Army Trains To Avert Collateral Damage In Operations
24 August 2009
: In Jammu and Kashmir, rising voices against the controversial Armed Forces Special Powers Act (AFSPA) are prompting the Army to try and train its men to reduce collateral damage and curb human rights violations. The army has begun training its men in uniform for situations involving encounter (shoot-out) scenarios, safe removal of civilians from hostage situations, error-free firing and tackling grenade explosions. Soldiers have been enacting an hostage and shootout situation where terrorists are holed up in a house with civilians inside. Exercises like these are helping the Army reduce civilian casualties in Kashmir at a time when it is increasingly facing flak for human rights violations. 'The guiding principle remains that the civilian life is of utmost importance to us. Their life is protected at all costs,' said Lt Colonel Anil Bana.

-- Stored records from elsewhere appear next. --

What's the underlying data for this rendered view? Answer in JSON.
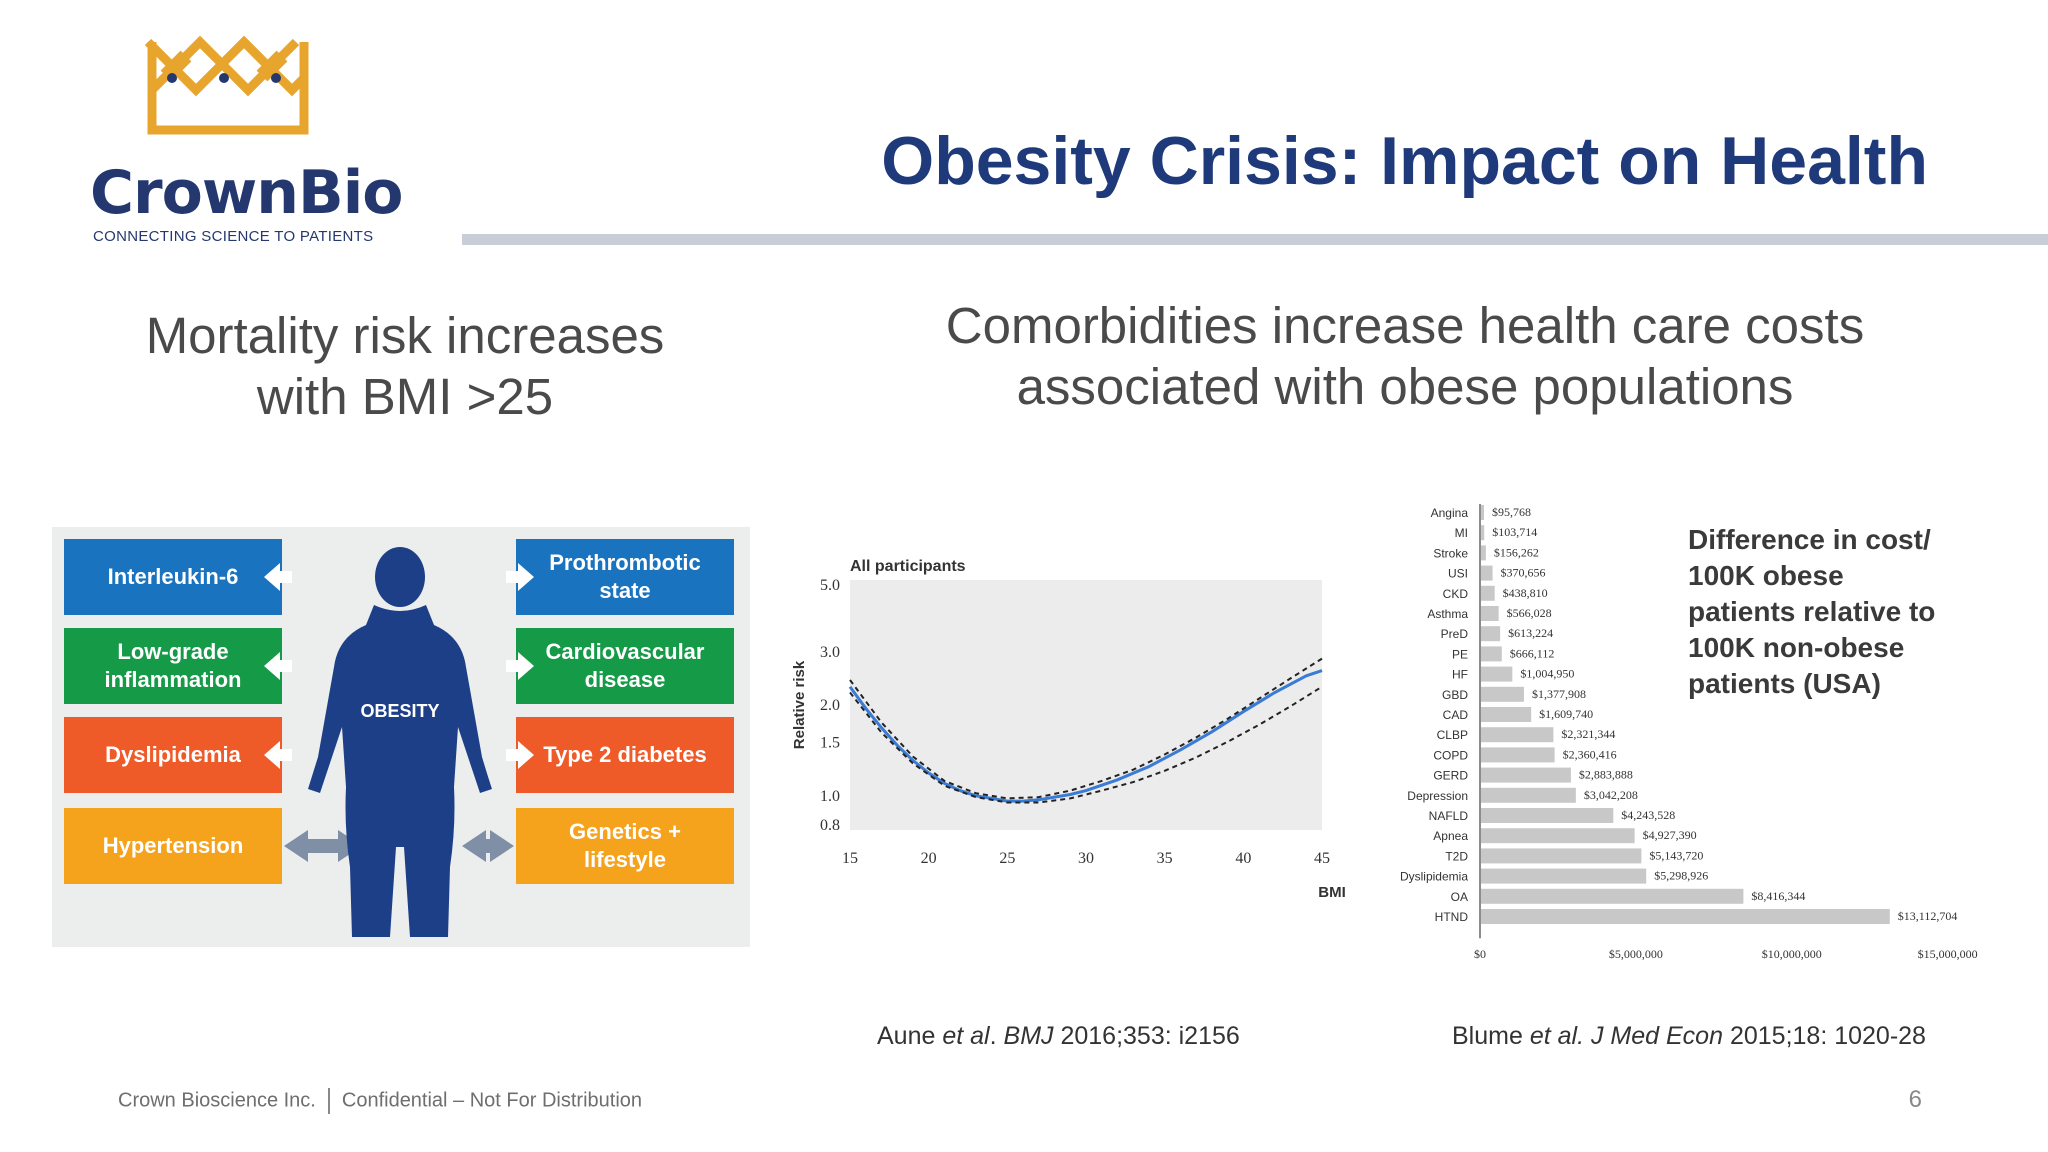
{
  "brand": {
    "name": "CrownBio",
    "tagline": "CONNECTING SCIENCE TO PATIENTS",
    "gold": "#e8a52e",
    "navy": "#24386f"
  },
  "title": "Obesity Crisis: Impact on Health",
  "left_heading": {
    "line1": "Mortality risk increases",
    "line2": "with BMI >25"
  },
  "right_heading": {
    "line1": "Comorbidities increase health care costs",
    "line2": "associated with obese populations"
  },
  "obesity_graphic": {
    "center_label": "OBESITY",
    "left_boxes": [
      {
        "line1": "Interleukin-6",
        "line2": ""
      },
      {
        "line1": "Low-grade",
        "line2": "inflammation"
      },
      {
        "line1": "Dyslipidemia",
        "line2": ""
      },
      {
        "line1": "Hypertension",
        "line2": ""
      }
    ],
    "right_boxes": [
      {
        "line1": "Prothrombotic",
        "line2": "state"
      },
      {
        "line1": "Cardiovascular",
        "line2": "disease"
      },
      {
        "line1": "Type 2 diabetes",
        "line2": ""
      },
      {
        "line1": "Genetics +",
        "line2": "lifestyle"
      }
    ],
    "colors": [
      "#1a73bf",
      "#159a47",
      "#ee5a28",
      "#f5a21d"
    ]
  },
  "chart_data": [
    {
      "type": "line",
      "title": "All participants",
      "xlabel": "BMI",
      "ylabel": "Relative risk",
      "x_ticks": [
        15,
        20,
        25,
        30,
        35,
        40,
        45
      ],
      "y_ticks": [
        0.8,
        1.0,
        1.5,
        2.0,
        3.0,
        5.0
      ],
      "y_scale": "log",
      "xlim": [
        15,
        45
      ],
      "ylim": [
        0.8,
        5.0
      ],
      "series": [
        {
          "name": "estimate",
          "x": [
            15,
            16,
            17,
            18,
            19,
            20,
            21,
            22,
            23,
            24,
            25,
            26,
            27,
            28,
            29,
            30,
            32,
            34,
            36,
            38,
            40,
            42,
            44,
            45
          ],
          "y": [
            2.3,
            1.95,
            1.68,
            1.47,
            1.31,
            1.19,
            1.1,
            1.04,
            1.0,
            0.98,
            0.96,
            0.96,
            0.97,
            0.99,
            1.01,
            1.04,
            1.13,
            1.25,
            1.42,
            1.63,
            1.9,
            2.2,
            2.5,
            2.6
          ]
        },
        {
          "name": "upper CI",
          "x": [
            15,
            17,
            19,
            21,
            23,
            25,
            27,
            29,
            31,
            33,
            35,
            37,
            39,
            41,
            43,
            45
          ],
          "y": [
            2.42,
            1.75,
            1.35,
            1.12,
            1.02,
            0.98,
            0.99,
            1.04,
            1.12,
            1.22,
            1.37,
            1.56,
            1.8,
            2.1,
            2.45,
            2.85
          ]
        },
        {
          "name": "lower CI",
          "x": [
            15,
            17,
            19,
            21,
            23,
            25,
            27,
            29,
            31,
            33,
            35,
            37,
            39,
            41,
            43,
            45
          ],
          "y": [
            2.2,
            1.62,
            1.28,
            1.08,
            0.99,
            0.95,
            0.95,
            0.98,
            1.04,
            1.11,
            1.21,
            1.34,
            1.51,
            1.72,
            1.98,
            2.3
          ]
        }
      ]
    },
    {
      "type": "bar",
      "orientation": "horizontal",
      "categories": [
        "Angina",
        "MI",
        "Stroke",
        "USI",
        "CKD",
        "Asthma",
        "PreD",
        "PE",
        "HF",
        "GBD",
        "CAD",
        "CLBP",
        "COPD",
        "GERD",
        "Depression",
        "NAFLD",
        "Apnea",
        "T2D",
        "Dyslipidemia",
        "OA",
        "HTND"
      ],
      "values": [
        95768,
        103714,
        156262,
        370656,
        438810,
        566028,
        613224,
        666112,
        1004950,
        1377908,
        1609740,
        2321344,
        2360416,
        2883888,
        3042208,
        4243528,
        4927390,
        5143720,
        5298926,
        8416344,
        13112704
      ],
      "value_labels": [
        "$95,768",
        "$103,714",
        "$156,262",
        "$370,656",
        "$438,810",
        "$566,028",
        "$613,224",
        "$666,112",
        "$1,004,950",
        "$1,377,908",
        "$1,609,740",
        "$2,321,344",
        "$2,360,416",
        "$2,883,888",
        "$3,042,208",
        "$4,243,528",
        "$4,927,390",
        "$5,143,720",
        "$5,298,926",
        "$8,416,344",
        "$13,112,704"
      ],
      "x_ticks": [
        0,
        5000000,
        10000000,
        15000000
      ],
      "x_tick_labels": [
        "$0",
        "$5,000,000",
        "$10,000,000",
        "$15,000,000"
      ],
      "xlim": [
        0,
        17000000
      ],
      "bar_color": "#c8c8c8"
    }
  ],
  "cost_note": {
    "line1": "Difference in cost/",
    "line2": "100K obese",
    "line3": "patients relative to",
    "line4": "100K non-obese",
    "line5": "patients (USA)"
  },
  "citations": {
    "left": {
      "authors": "Aune",
      "etal": "et al",
      "dot": ".",
      "journal": "BMJ",
      "rest": "2016;353: i2156"
    },
    "right": {
      "authors": "Blume",
      "etal": "et al.",
      "journal": "J Med Econ",
      "rest": "2015;18: 1020-28"
    }
  },
  "footer": {
    "company": "Crown Bioscience Inc.",
    "notice": "Confidential – Not For Distribution",
    "page": "6"
  }
}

With demand for revocation of the AFSPA picking up, the army is working hard to figure out ways to minimise and avoid the violation of human rights acts. This kind of care and consideration has become vital in an insurgency like situation in the state of Jammu and Kashmir that has lasted over two decades. Over the years, the Army has adapted itself to counter insurgency techniques, but civilians getting killed in the cross fire had been a sore point. A case in point is the Bomai incident in March where two people died in indiscriminate firing. 'In the school we have a lot of classes on human rights violations and what all are the guiding principles to us to operate in these areas,' added Lt Colonel Anil Bana of the Core Battle school. The focus is now on storming rooms and improving fire accuracy, two major skills needed for hostage rescue. The Army says the training is paying off slowly. In the last three months there have no civilian casualties in encounters.